For real-world enterprise applications, high-quality data is a persistent bottleneck. When tasked with designing category-specific cleaning strategies for massive pretraining corpora, ASI-EVOLVE inspected data samples and diagnosed quality issues like HTML artifacts and formatting inconsistencies. The system autonomously formulated custom curation rules, discovering that systematic cleaning combined with domain-aware preservation rules is far more effective than aggressive filtering. 
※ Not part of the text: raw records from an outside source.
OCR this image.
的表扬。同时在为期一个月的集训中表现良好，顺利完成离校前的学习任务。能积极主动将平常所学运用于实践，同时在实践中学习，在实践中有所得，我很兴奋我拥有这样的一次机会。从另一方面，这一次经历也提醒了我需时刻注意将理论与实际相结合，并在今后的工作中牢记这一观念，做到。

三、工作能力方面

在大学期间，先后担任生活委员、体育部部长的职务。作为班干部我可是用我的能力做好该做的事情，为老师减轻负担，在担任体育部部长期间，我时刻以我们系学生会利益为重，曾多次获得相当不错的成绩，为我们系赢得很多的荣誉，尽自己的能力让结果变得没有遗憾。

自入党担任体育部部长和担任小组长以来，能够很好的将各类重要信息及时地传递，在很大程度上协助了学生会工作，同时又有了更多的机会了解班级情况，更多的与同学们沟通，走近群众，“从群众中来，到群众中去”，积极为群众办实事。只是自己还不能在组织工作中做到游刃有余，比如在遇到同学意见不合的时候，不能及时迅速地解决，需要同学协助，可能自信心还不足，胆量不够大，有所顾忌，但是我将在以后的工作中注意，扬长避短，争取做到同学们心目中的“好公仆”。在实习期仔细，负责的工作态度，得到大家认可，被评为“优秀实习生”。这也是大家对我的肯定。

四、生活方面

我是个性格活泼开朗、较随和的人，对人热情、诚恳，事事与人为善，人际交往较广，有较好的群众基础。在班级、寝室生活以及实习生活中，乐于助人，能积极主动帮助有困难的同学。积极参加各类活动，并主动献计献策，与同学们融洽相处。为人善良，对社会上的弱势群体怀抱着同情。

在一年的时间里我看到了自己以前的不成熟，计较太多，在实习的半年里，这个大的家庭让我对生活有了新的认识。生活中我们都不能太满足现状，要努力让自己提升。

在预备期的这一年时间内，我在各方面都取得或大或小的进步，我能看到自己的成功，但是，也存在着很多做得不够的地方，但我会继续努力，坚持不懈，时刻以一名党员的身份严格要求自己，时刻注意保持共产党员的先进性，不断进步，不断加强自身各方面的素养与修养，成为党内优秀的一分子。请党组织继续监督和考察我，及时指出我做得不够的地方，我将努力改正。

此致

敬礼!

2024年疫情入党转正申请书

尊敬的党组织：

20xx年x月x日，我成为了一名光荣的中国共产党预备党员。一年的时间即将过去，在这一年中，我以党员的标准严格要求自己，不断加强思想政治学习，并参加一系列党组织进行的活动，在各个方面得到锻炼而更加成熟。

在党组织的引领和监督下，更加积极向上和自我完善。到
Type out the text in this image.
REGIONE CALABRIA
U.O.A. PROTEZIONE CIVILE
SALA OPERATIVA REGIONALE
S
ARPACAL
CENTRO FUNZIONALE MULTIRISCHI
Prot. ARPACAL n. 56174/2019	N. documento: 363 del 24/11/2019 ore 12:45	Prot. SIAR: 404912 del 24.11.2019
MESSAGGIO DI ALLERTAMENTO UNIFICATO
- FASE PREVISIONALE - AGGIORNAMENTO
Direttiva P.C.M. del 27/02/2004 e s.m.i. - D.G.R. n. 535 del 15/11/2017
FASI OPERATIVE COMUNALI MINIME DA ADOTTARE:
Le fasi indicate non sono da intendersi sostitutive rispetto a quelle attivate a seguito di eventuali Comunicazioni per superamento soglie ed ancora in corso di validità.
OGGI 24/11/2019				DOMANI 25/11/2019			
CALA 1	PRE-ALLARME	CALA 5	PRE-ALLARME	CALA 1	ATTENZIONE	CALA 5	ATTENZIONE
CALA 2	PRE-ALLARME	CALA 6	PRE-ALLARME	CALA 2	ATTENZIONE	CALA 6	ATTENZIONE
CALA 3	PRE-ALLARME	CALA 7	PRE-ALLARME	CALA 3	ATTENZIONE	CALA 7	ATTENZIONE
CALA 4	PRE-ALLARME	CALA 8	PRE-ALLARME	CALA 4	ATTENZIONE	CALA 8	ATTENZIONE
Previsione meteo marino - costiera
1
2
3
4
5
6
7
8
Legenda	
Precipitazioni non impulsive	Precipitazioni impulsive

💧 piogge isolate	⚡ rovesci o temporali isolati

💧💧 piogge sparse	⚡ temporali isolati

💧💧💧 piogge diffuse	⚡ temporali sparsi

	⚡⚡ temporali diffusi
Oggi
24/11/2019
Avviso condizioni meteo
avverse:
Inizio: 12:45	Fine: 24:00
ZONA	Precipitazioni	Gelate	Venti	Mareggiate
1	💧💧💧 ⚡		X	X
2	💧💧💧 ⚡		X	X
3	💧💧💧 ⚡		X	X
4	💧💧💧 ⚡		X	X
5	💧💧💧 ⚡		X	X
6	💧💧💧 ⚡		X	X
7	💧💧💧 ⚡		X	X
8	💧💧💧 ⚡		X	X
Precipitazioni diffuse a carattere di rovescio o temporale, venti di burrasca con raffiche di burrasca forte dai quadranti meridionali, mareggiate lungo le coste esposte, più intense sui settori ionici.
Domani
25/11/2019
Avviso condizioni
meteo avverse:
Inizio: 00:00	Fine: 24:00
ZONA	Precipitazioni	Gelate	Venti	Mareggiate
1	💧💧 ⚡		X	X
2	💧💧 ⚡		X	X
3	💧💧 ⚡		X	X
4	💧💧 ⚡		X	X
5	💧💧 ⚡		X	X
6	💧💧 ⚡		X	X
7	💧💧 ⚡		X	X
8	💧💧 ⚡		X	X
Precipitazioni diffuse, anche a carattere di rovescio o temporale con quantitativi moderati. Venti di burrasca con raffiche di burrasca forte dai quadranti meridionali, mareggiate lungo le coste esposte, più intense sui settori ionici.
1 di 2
In benchmark tests, 3B-parameter models trained on the AI-curated data saw an average score boost of nearly 4 points over models trained on raw data. The gains were highest in knowledge-intensive tasks, with performance increasing by over 18 points on Massive Multitask Language Understanding (MMLU), an LLM benchmark that covers tasks across STEM, humanities, and social sciences.

Beyond data, the system proved highly capable at neural architecture design. Across 1,773 autonomous exploration rounds, it generated 105 novel linear attention architectures that surpassed DeltaNet, a highly efficient human-designed baseline. To achieve these results, ASI-EVOLVE developed multi-scale routing mechanisms that dynamically adjust the model’s computational budget based on the specific content of the input.

Finally, in reinforcement learning algorithm design, ASI-EVOLVE discovered novel optimization mechanisms. It designed algorithms that outperformed the competitive GRPO baseline on complex mathematical reasoning benchmarks such as AMC32 and AIME24. One successful variant invented a “Budget-Constrained Dynamic Radius” that keeps model updates within a defined budget, effectively stabilizing training on noisy data.

What this means for enterprise AI

Enterprise AI workflows constantly require optimizations to existing systems, from fine-tuning open-source models on proprietary data to making small changes to architectures and algorithms. Usually, the computational resources and engineering hours required to carry out such efforts are immense and beyond the capabilities of most organizations. As a result, many are left to run unoptimized versions of standard AI models.

The research team says the framework is designed so enterprises can integrate proprietary domain knowledge into the cognition repository and allow the autonomous loop to iterate on internal AI systems.

The research team has open-sourced the ASI-EVOLVE code, making the foundational framework available for developers and product builders.